Former U.S. Vice President Al Gore, founder of the Alliance for Climate Protection, illustrated the cost of failure - failing to speak one's true feelings - with a farmer-and-cow joke during a U.N.-hosted working lunch on Tuesday.
A farmer who got into a car accident was being sued in court. "After the accident, did you or didn't you say you were fine?" Gore quoted the prosecutor as asking the farmer during cross examination.
The farmer replied that he was driving his truck with his cow at the back when another motorist hit him from out of nowhere.
The lawyer broke short. "This is a 'yes/no' question. After the accident, did you or didn't you say that you were fine?"

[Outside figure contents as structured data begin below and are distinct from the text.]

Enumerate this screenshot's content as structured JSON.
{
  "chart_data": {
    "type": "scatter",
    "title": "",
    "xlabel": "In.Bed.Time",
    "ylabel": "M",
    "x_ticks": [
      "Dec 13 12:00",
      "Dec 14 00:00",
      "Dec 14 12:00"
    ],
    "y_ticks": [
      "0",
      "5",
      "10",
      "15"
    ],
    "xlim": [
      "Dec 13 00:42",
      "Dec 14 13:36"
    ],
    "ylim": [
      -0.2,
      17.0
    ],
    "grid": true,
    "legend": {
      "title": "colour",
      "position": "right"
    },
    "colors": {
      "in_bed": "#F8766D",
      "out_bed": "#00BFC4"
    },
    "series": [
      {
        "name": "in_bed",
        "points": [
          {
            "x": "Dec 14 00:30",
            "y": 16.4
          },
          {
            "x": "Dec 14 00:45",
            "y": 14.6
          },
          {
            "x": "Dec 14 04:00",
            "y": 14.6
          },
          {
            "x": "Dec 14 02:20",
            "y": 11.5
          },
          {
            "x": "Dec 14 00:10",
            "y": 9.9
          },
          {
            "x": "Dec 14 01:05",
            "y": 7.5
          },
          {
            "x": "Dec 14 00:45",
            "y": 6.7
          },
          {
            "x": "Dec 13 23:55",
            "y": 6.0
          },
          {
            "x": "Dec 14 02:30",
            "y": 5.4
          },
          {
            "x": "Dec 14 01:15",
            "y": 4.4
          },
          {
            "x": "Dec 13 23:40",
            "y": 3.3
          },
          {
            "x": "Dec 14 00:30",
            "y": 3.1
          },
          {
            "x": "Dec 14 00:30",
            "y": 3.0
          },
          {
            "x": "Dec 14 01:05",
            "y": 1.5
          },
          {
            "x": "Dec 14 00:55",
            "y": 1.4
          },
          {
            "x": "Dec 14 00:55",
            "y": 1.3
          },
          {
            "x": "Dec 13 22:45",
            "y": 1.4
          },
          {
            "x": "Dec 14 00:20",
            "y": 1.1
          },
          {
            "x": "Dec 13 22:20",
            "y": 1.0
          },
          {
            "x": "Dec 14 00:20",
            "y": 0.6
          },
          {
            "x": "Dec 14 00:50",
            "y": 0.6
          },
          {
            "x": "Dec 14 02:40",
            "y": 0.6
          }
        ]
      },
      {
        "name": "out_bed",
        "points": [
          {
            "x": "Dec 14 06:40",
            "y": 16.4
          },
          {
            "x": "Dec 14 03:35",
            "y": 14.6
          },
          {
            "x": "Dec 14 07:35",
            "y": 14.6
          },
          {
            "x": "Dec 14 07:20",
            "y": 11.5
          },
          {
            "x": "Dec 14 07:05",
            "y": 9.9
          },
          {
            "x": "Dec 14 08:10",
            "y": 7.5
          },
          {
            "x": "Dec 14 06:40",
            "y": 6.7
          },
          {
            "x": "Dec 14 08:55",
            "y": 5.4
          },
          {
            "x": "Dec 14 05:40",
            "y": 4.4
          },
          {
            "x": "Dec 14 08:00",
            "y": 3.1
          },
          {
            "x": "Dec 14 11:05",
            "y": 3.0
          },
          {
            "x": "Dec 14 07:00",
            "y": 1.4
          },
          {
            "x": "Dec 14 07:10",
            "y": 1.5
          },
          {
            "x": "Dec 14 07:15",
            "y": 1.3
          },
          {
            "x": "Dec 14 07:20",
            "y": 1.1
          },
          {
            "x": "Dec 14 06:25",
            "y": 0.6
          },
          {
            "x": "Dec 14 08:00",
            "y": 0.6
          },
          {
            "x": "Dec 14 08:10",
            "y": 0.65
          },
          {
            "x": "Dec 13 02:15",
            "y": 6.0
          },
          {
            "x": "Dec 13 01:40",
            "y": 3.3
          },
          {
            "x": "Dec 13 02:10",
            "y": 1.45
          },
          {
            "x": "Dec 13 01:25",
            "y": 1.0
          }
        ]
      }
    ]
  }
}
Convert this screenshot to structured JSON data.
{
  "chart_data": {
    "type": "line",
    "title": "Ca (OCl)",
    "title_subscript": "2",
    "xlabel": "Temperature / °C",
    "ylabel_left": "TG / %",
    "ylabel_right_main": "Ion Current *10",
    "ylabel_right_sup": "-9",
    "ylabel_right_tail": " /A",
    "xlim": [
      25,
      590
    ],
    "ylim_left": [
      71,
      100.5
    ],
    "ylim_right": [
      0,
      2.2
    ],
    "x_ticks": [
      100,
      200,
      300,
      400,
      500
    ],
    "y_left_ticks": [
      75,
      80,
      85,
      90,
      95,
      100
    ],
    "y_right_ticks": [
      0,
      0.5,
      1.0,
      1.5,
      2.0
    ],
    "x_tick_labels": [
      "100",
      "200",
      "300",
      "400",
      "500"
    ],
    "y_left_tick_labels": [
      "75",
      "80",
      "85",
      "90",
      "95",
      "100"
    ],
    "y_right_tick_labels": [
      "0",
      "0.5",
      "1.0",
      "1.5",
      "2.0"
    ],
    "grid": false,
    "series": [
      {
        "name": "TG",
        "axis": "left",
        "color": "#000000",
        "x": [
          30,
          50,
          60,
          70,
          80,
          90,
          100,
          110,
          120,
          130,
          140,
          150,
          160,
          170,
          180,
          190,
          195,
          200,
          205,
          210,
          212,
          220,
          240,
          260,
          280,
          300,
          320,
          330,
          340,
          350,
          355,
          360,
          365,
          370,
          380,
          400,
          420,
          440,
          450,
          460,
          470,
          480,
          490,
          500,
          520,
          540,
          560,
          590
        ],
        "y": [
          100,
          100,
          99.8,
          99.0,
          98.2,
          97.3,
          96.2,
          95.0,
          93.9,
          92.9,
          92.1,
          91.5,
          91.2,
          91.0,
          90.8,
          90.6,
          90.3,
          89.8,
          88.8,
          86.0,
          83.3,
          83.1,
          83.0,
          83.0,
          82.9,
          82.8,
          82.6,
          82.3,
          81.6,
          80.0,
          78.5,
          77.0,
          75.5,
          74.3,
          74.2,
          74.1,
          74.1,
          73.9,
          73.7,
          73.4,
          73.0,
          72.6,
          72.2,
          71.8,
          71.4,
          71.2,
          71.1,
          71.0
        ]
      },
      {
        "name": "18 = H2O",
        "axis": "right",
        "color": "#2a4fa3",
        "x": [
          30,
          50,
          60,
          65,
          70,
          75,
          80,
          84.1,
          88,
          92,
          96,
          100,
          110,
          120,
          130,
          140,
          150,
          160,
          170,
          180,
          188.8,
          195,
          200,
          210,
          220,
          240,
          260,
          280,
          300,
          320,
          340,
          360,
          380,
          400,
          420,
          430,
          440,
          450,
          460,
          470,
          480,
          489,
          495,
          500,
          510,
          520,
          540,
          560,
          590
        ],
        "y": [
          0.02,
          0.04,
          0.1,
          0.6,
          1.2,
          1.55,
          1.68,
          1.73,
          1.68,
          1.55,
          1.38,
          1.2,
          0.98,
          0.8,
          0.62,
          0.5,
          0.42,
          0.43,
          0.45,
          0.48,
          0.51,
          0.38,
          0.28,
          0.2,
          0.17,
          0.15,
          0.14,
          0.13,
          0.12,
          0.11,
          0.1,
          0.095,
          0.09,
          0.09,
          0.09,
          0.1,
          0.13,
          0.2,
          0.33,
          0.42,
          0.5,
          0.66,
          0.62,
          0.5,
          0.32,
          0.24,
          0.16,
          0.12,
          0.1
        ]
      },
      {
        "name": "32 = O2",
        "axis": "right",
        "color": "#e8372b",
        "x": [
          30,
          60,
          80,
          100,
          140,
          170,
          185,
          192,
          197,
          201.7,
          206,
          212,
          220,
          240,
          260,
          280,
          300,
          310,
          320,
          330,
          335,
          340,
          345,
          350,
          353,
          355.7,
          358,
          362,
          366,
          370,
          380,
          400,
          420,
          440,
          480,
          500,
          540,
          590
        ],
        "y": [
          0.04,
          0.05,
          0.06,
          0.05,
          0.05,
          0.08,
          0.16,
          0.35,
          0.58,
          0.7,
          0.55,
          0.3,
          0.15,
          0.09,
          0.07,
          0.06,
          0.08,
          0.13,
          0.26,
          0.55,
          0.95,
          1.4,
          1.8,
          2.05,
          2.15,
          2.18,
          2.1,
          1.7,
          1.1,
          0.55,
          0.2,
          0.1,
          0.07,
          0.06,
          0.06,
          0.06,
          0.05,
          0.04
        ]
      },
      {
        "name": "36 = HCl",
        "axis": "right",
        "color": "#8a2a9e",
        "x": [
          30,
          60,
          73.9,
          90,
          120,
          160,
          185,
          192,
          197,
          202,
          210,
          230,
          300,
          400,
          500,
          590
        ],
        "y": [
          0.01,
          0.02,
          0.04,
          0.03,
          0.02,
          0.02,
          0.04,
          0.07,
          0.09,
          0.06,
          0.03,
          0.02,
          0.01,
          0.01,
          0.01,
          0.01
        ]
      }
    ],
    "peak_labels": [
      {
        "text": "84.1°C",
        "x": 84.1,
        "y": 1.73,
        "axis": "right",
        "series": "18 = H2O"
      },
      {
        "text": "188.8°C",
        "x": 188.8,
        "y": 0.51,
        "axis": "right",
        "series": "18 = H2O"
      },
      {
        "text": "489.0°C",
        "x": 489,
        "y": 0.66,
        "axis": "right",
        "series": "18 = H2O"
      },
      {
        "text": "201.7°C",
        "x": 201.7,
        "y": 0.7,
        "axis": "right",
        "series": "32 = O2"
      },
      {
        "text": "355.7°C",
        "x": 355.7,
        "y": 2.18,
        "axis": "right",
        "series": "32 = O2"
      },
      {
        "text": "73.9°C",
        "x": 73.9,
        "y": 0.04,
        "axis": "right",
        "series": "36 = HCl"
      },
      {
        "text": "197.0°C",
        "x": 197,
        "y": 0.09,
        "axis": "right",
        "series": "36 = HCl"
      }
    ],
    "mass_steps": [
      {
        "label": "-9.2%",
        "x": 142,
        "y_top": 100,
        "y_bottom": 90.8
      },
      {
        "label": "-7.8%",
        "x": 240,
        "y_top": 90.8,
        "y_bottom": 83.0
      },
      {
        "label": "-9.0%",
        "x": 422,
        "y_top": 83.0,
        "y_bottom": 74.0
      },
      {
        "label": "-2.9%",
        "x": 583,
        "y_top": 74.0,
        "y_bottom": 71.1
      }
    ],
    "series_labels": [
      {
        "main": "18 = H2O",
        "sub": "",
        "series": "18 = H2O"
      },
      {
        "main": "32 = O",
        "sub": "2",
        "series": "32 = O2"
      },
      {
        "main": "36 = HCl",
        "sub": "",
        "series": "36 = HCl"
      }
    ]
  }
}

"That's what I'm trying to tell you," the farmer said. "I was driving my truck with my cow in the back when the other motorist ran into me out of nowhere."
The farmer flew out the window one way, Gore said, while the cow flew out the other.
The man who ran into the farmer jumped out of his car and looked at the cow.
"That's no good," the man said. "He's in too much pain." And with that, he got out his gun and shot the cow between the eyes.
"Then the man walked around the truck to me and asked how I was doing," the farmer said. "I told him I was doing fine."
Failing to speak his true feelings under that circumstances landed the victim of the car accident as the defendant in lawsuit.
During and after the U.N. Climate Change Summit, government and business leaders who flocked to New York talked a lot about failure in Copenhagen.
They fear that failing to speak out due to whatever context would lead to further delays on implementation of the Kyodo pact and on signing a past-Kyodo pact for more action against climate change.
"We have the technology but not the legislation," said Suntech Holdings chairman Shi Zhengrong. "So, from a business point of view we really want actions (in Copenhagen)."
The United Nations is holding another summit in the Danish capital in December in an effort to reach a more clear-cut action plan for all to oblige themselves with.
The business leaders attending the U.N. forum agreed that failure in Copenhagen would not be an option.
Those in attendance appealed to world leaders to put long-term sustainability ahead of partisan politics in the proposed fight against climate change.
They believe that with such sustainability in mind governments across the world will manage the paradigm shift to low-carbon greener economies.